Equilibrium Partitioning Model Applied to RDX−Halide Adduct Formation in Electrospray Ionization Mass Spectrometry

Abstract

An equilibrium partitioning model is applied for the first time to the sequential formation of 1:1 and then 2:1 adducts between the high explosive cyclo-1,3,5-trimethylene-2,4,6-trinitramine (RDX) and halide anions fluoride, chloride, bromide, and iodide in electrospray ionization interface (ESI) mass spectrometry.
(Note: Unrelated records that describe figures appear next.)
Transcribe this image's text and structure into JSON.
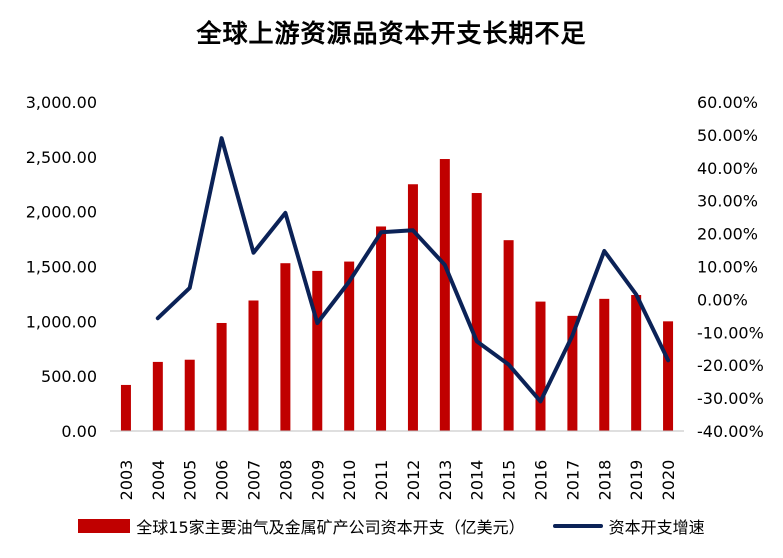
{
  "title": "全球上游资源品资本开支长期不足",
  "chart_data": {
    "type": "bar+line",
    "title": "全球上游资源品资本开支长期不足",
    "categories": [
      "2003",
      "2004",
      "2005",
      "2006",
      "2007",
      "2008",
      "2009",
      "2010",
      "2011",
      "2012",
      "2013",
      "2014",
      "2015",
      "2016",
      "2017",
      "2018",
      "2019",
      "2020"
    ],
    "series": [
      {
        "name": "全球15家主要油气及金属矿产公司资本开支（亿美元）",
        "type": "bar",
        "axis": "left",
        "color": "#c00000",
        "values": [
          420,
          630,
          650,
          985,
          1190,
          1530,
          1460,
          1545,
          1865,
          2250,
          2480,
          2170,
          1740,
          1180,
          1050,
          1205,
          1240,
          1000
        ]
      },
      {
        "name": "资本开支增速",
        "type": "line",
        "axis": "right",
        "color": "#0b2257",
        "values": [
          null,
          -5.7,
          3.5,
          49.0,
          14.2,
          26.3,
          -7.2,
          5.4,
          20.4,
          21.0,
          10.5,
          -12.7,
          -19.8,
          -31.0,
          -11.0,
          14.7,
          1.5,
          -18.5
        ]
      }
    ],
    "y_left": {
      "ylim": [
        0,
        3000
      ],
      "ticks": [
        0,
        500,
        1000,
        1500,
        2000,
        2500,
        3000
      ],
      "tick_labels": [
        "0.00",
        "500.00",
        "1,000.00",
        "1,500.00",
        "2,000.00",
        "2,500.00",
        "3,000.00"
      ]
    },
    "y_right": {
      "ylim": [
        -40,
        60
      ],
      "ticks": [
        -40,
        -30,
        -20,
        -10,
        0,
        10,
        20,
        30,
        40,
        50,
        60
      ],
      "tick_labels": [
        "-40.00%",
        "-30.00%",
        "-20.00%",
        "-10.00%",
        "0.00%",
        "10.00%",
        "20.00%",
        "30.00%",
        "40.00%",
        "50.00%",
        "60.00%"
      ]
    },
    "grid": false,
    "legend_position": "bottom"
  }
}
The equilibrium partitioning model is developed and model calculations are presented to demonstrate the generic behavior of the system, which is in qualitative agreement with the observed changes in 1:1 (RDX−halide) and 2:1 (RDX−halide) responses in ESI-MS. The model is successfully applied to the experimental data with the use of octanol−water partitioning coefficients to predict interior-to-surface partitioning behavior of the complexes in droplets formed in the ESI. The data and model suggest that the significantly more hydrophobic 2:1 complexes are readily observed in ESI-MS, even though their formation constants may be several orders of magnitude less than that of the 1:1 complex. Structures for RDX−halide 1:1 and 2:1 complexes are proposed based on ion−dipole attractions and destabilizing dipole−dipole interactions.